2. The multi-channel sealing valve according to claim 1, characterized in that, The boss is located on the edge area of the gas-blocking diaphragm, and the boss is located close to the detachable connection between the gas-blocking diaphragm and the valve seat.
3. The multi-channel sealing valve according to claim 1, characterized in that, The sidewall of the channel has a through mounting hole, and the gas-blocking diaphragm has a round buckle structure. The round buckle structure passes through the mounting hole and abuts against the inner sidewall of the channel by the end of the round buckle structure, so that the gas-blocking diaphragm is connected to the valve seat.
4. The multi-channel sealing valve according to claim 1, characterized in that, The outer surface of the protruding end of the channel has circumferentially arranged ribs at the edge of the channel.
5. The multi-channel sealing valve according to claim 1, characterized in that, Also includes: The valve cover is placed on the valve seat and has multiple holes. In this configuration, multiple holes are provided in a one-to-one correspondence with multiple channels, and the cross-sectional area of the insertion end of the channel is greater than the cross-sectional area of the hole.
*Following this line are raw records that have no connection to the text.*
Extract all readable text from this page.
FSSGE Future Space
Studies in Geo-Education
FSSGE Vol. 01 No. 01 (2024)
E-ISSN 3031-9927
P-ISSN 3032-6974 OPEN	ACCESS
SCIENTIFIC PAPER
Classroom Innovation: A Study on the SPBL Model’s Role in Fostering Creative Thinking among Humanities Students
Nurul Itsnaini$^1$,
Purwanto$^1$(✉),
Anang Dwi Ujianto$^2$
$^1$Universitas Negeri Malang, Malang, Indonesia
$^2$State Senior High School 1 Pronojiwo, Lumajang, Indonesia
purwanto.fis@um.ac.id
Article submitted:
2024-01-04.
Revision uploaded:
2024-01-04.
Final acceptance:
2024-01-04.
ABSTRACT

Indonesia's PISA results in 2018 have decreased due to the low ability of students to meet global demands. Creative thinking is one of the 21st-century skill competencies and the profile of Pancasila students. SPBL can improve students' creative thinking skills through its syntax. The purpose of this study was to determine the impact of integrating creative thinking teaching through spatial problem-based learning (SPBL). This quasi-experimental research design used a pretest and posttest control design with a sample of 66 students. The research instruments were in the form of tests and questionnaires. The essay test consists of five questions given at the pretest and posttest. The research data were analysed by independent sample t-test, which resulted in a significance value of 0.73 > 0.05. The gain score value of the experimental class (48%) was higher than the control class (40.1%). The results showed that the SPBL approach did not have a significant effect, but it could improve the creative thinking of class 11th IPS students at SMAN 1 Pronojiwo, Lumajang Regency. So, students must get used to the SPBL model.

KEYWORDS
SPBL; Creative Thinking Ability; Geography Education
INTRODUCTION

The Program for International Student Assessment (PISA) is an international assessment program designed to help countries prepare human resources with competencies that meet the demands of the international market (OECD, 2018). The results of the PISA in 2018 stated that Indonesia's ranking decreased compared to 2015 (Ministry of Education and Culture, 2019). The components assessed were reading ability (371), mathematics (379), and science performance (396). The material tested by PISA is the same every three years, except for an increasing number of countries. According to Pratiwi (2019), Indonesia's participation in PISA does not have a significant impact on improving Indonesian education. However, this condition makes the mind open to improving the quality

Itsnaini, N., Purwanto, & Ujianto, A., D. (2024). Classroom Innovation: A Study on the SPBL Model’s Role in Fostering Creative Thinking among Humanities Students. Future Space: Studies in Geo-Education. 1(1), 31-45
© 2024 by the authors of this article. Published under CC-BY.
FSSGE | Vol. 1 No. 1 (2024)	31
6. The multi-channel sealing valve according to claim 5, characterized in that, The valve seat surface where the insertion end of the channel is located has multiple positioning protrusions, and the valve cover has multiple positioning holes. The positioning protrusions pass through and abut against the other side of the valve cover to fix the valve cover and the valve seat.
7. The multi-channel sealing valve according to claim 5, characterized in that, The edge of the valve cover has a first positioning notch for positioning and installation. Alternatively, the valve cover edge has a first positioning notch, and the valve seat edge has a second positioning notch corresponding to the first positioning notch, for positioning and installation.
8. The multi-channel sealing valve according to any one of claims 1 to 7, characterized in that, The outer circumferential surface of the valve seat has a sealing groove, and also includes: A sealing ring is embedded in a sealing groove to seal the installation gap between the multi-channel sealing valve and adjacent components.
9. A puncture instrument, characterized in that, It includes a partition body and a multi-channel sealing valve as described in any one of claims 1 to 8, wherein the multi-channel sealing valve is inserted into the partition body.
10. The puncture device according to claim 9, characterized in that, The end of the separator body is equipped with a positioning boss, which is embedded in the positioning notch of the multi-channel sealing valve to limit the circumferential rotation of the multi-channel sealing valve relative to the separator body.